Authelet est assigné à Enzeli comme adjoint au Directeur provincial, d'août à décembre 1911. Il y découvre un gros élevage de vers à soie d'où proviennent quantités de soieries envoyées en Occident. Authelet se mesure aux jeunes vérificateurs belges présents (grade d'origine en vigueur) et constate qu'il "en impose plus auprès des persans".

Son grade adapté à l'échelle persane apparaît sur le courrier : Inspecteur des douanes du Ghilan. Il a sous ses ordres 2 inspecteurs, un français et un grec, un contrôleur persan, un chef comptable grec, des caissiers, comptables et commis persans, un chef vérificateur français, 5 vérificateurs persans, des douaniers appelés feraches et des bateliers (Enzeli est un port au milieu d'un groupe d'îles).

La Perse étant divisée en 10 provinces, Edouard Authelet est l'Inspecteur provincial du Ghilan. Sonet, qui s'est engagé en même temps est Inspecteur provincial de l'Azerbaïdjan. Plusieurs "princes" persans sont dans leurs services. Ils proviennent des sérails des Shahs successifs et de leurs nombreuses femmes.

BILECEVAR

 

Authelet prend un poste d'Inspecteur général du Moghan en décembre 1911, avec résidence à Bilecevar. Ce grade très supérieur est utilisé dans le courrier destiné à sa femme et à sa proche famille. La description du poste est bien réelle : quantités très diverses de marchandises, longues distances de frontières à parcourir et surveiller, environnement assez hostile et instable, isolement à assumer... La rivière Araxe sert de frontière naturelle et se traverse à gué. Les Russes sont établis sur l'autre rive, il a leur appui dit-il. Il théorise son mandat en trois points : le concept renforcé de frontière nationale, la présence des tribus à faire coexister et un équilibre à imposer aux uns et aux autres. Un rôle individuel qui en dit long sur le professionnalisme exigé à présent des Belges. De plus, le statut local étendu dépasse les termes de l'engagement, car il faut au passage veiller à renforcer le pouvoir du Shah au Nord.
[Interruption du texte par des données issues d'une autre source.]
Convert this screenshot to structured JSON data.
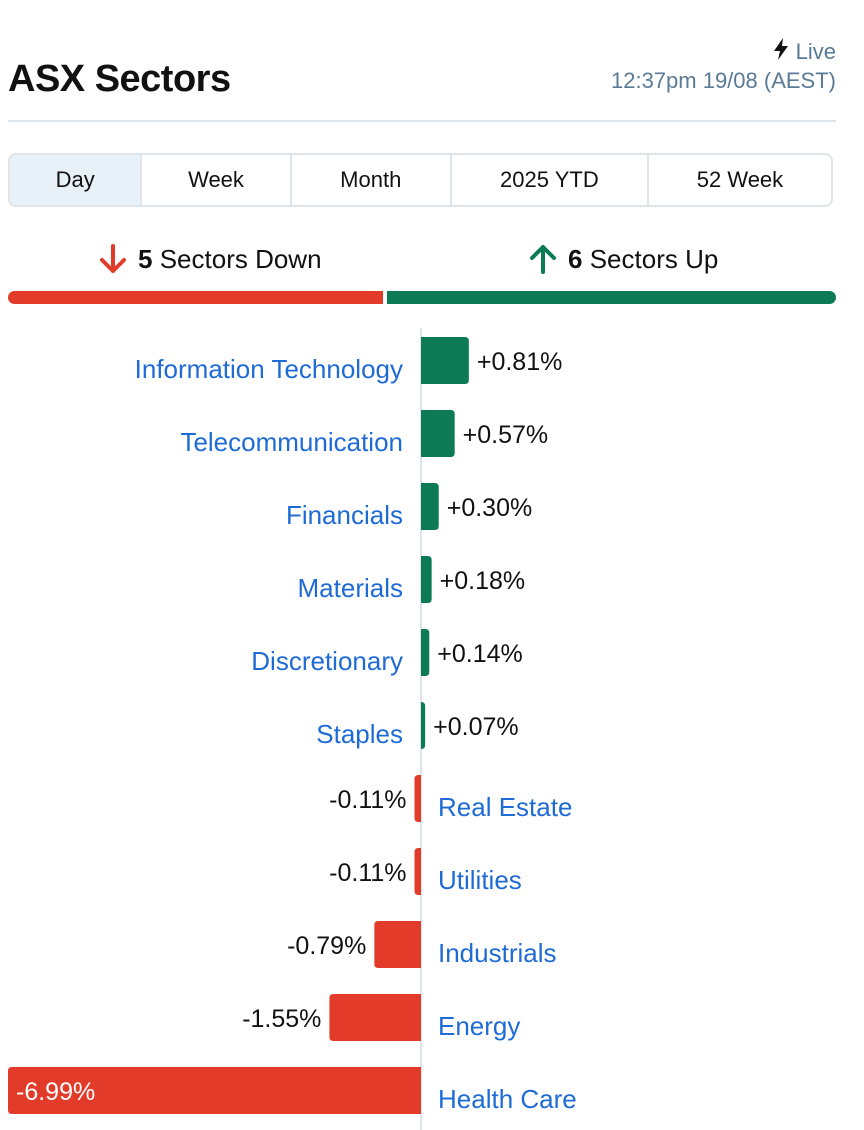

Authelet prend possession d'une nouvelle douane perse, après avoir logé du côté russe. En fonctionnaire issu de la ruralité, il ajoute à sa résidence des dépendances horticoles et tout un cheptel.

Les tribus locales sont combattues à la fois par les cosaques russes et les forces gouvernementales persanes. Dans son récit, Authelet décrit comment il s'interpose dans un village pour éviter l'affrontement, accompagné de "ses" cavaliers recrutés par la douane. Reçoit un télégramme annonçant son transfert à Téhéran, à 500 km de route après une traversée en bateau.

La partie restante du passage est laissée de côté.